The sweat of a person's brow and the wear and tear on their body should have some intrinsic value above and beyond what the market will bear.

That someone working as a farm hand, mover, framer, or roofer gets paid a pittance compared to what I earn for sitting in a climate controlled office, moving my fingers, and thinking? I can't reconcile that with any definition of "fair."

UBI is perhaps one way to address this. Wealth transfer to increase robotics usage and physical mechanization / automation application is perhaps another.

But no one should end up with a broken body at 65 just because we stopped aspiring to do better by each other.

>That someone working as a farm hand, mover, framer, or roofer gets paid a pittance compared to what I earn for sitting in a climate controlled office, moving my fingers, and thinking? I can't reconcile that with any definition of "fair."

We all know manual labor isn't that productive, so there's an upper limit on how much the laborer can be paid (the marginal productivity). The problem is the exploitation: the wages unorganized workers receive are far, far below their marginal productivity.

Economies are based around scarcity. In the fictional economies of Sci-Fi like Star Trek, there is no scarcity. If you can replicate a Rembrandt, atom by atom, it essentially loses its value.

Today is all about me creating something, convincing you that you need it, and getting enough "yous" to contribute that I make enough to produce said thing. When you really start to break it down, money is like the Ghz speed of a processor or the Calorie measure used to measure energy in food. It's a poor measure of worth. We see people with millions of money, just because they convinced some poor smoo their life wouldn't be complete without this shitty knife.

If you believe in Glenn Renolds version of reality (Army of Davids), technology is what will level the scale. But he wrote that a decade ago and it hasn't really held true. There are Kickstarters and crowd-funding, but it's all still based around the same failing model.

We need some pretty big technological breakthroughs: truly mastering the atom. Right now we can only blow shit up (and by we I mean the ones with the money, resources and power to build atomic bombs) or generate power by breaking apart that atom to boil and pressurize water.

Humanity needs to solve the energy problem: both producing large amounts of power in non-polluting ways and storing power more efficiently.

Humanity needs to truly master the atom: to be able to manipulate atoms with a reasonable amount of energy to easily synthesize things (3D and chemical printers on steroids)

Humanity needs to move beyond money. Once you eliminate scarcity, money will essentially become worthless; an archaic idea.

This might all seem crazy and well beyond even the realm of what's possible. But I really feel like if it's not, humanity may only have another 3,000 ~ 5,000 years left. It's pretty much the simulation theory argument: we either continue to evolve and develop to the point where we could partially simulate enough of our world that the simulations would be self away (feel real) ... or we go extinct... Even if we go back and fourth between the stone age due to war/conflict ... eventually one of those two outcomes is inevitable.
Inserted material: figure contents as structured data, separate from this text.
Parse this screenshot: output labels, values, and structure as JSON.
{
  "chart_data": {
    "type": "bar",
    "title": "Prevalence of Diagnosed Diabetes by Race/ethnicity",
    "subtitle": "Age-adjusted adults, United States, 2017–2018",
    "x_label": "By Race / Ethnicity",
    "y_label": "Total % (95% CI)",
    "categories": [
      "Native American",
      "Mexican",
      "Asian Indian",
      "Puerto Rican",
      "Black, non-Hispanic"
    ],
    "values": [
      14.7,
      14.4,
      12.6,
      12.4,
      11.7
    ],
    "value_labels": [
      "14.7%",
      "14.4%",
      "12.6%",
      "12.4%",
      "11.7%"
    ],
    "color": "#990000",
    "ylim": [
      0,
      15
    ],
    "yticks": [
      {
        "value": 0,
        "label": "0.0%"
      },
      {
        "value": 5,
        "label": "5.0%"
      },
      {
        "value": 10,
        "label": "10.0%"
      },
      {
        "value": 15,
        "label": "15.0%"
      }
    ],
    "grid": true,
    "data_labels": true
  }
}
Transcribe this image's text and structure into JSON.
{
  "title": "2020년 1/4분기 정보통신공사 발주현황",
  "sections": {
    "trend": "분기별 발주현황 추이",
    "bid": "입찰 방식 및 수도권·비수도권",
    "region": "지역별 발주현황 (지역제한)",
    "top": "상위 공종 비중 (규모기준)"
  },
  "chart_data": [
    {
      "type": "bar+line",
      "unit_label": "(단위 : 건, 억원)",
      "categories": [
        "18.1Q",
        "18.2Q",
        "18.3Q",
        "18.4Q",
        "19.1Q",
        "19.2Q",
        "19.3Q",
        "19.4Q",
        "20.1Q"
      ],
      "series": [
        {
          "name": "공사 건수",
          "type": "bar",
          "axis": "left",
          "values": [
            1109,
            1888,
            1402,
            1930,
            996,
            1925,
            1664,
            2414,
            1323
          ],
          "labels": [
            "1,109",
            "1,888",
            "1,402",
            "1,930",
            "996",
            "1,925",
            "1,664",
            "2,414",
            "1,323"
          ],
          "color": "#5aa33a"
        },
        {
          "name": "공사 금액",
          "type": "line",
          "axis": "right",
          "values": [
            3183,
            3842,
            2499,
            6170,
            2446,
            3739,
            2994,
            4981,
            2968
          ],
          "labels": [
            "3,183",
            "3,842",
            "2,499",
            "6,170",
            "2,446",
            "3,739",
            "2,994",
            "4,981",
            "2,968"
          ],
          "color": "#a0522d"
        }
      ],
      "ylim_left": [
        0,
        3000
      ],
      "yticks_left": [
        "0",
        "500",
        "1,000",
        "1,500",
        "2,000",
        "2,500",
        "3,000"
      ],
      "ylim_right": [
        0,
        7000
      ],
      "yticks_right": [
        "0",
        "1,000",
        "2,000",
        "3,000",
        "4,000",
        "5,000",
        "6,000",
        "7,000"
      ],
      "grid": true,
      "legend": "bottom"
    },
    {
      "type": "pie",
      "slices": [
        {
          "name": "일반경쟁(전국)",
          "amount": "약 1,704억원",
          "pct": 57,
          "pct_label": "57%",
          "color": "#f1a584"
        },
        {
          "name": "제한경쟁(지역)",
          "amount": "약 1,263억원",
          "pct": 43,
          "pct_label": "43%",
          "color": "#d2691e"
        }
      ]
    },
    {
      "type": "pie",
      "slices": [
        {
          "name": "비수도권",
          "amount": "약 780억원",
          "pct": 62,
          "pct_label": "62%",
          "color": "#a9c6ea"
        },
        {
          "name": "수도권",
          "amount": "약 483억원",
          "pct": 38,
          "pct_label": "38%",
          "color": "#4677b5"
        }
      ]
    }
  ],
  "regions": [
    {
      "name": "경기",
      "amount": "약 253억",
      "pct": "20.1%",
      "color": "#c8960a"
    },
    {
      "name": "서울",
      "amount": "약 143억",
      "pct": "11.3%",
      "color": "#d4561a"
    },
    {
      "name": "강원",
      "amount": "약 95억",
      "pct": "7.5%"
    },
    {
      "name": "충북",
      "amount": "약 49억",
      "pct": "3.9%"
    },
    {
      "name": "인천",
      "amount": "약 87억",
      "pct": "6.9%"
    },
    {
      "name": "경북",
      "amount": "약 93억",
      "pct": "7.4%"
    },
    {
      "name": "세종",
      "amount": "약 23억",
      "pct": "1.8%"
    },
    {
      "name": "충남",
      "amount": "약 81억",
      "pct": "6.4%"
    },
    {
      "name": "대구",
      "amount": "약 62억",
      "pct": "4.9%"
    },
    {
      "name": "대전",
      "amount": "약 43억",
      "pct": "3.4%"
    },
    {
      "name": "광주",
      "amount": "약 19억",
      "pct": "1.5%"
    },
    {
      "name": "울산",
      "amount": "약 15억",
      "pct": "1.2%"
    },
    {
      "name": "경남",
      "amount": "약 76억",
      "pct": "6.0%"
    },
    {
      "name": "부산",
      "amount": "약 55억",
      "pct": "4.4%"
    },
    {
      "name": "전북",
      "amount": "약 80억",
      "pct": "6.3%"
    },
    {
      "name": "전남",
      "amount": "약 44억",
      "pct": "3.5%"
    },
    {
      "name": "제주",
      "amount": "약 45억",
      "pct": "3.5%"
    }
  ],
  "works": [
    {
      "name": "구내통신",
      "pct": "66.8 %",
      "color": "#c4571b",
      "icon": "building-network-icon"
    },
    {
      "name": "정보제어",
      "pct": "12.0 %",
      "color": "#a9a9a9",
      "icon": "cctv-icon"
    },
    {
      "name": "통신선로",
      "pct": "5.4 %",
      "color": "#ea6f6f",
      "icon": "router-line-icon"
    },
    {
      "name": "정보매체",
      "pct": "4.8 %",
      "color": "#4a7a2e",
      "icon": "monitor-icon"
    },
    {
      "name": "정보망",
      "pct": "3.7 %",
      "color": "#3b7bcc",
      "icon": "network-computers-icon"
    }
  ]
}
I really feel if humanity is here 5,000 from now, money will be an ancient concept that people will have difficult comprehending.

Forget about the content of the articles and instead look at the themes.

The current system is fundamentally broken and levers that governments have to "fix" things aren't working as they (claim to) want.

Everyone is looking for someone to blame instead of debugging what's there and seeing if there is a way to change things before they go (more) catastrophic.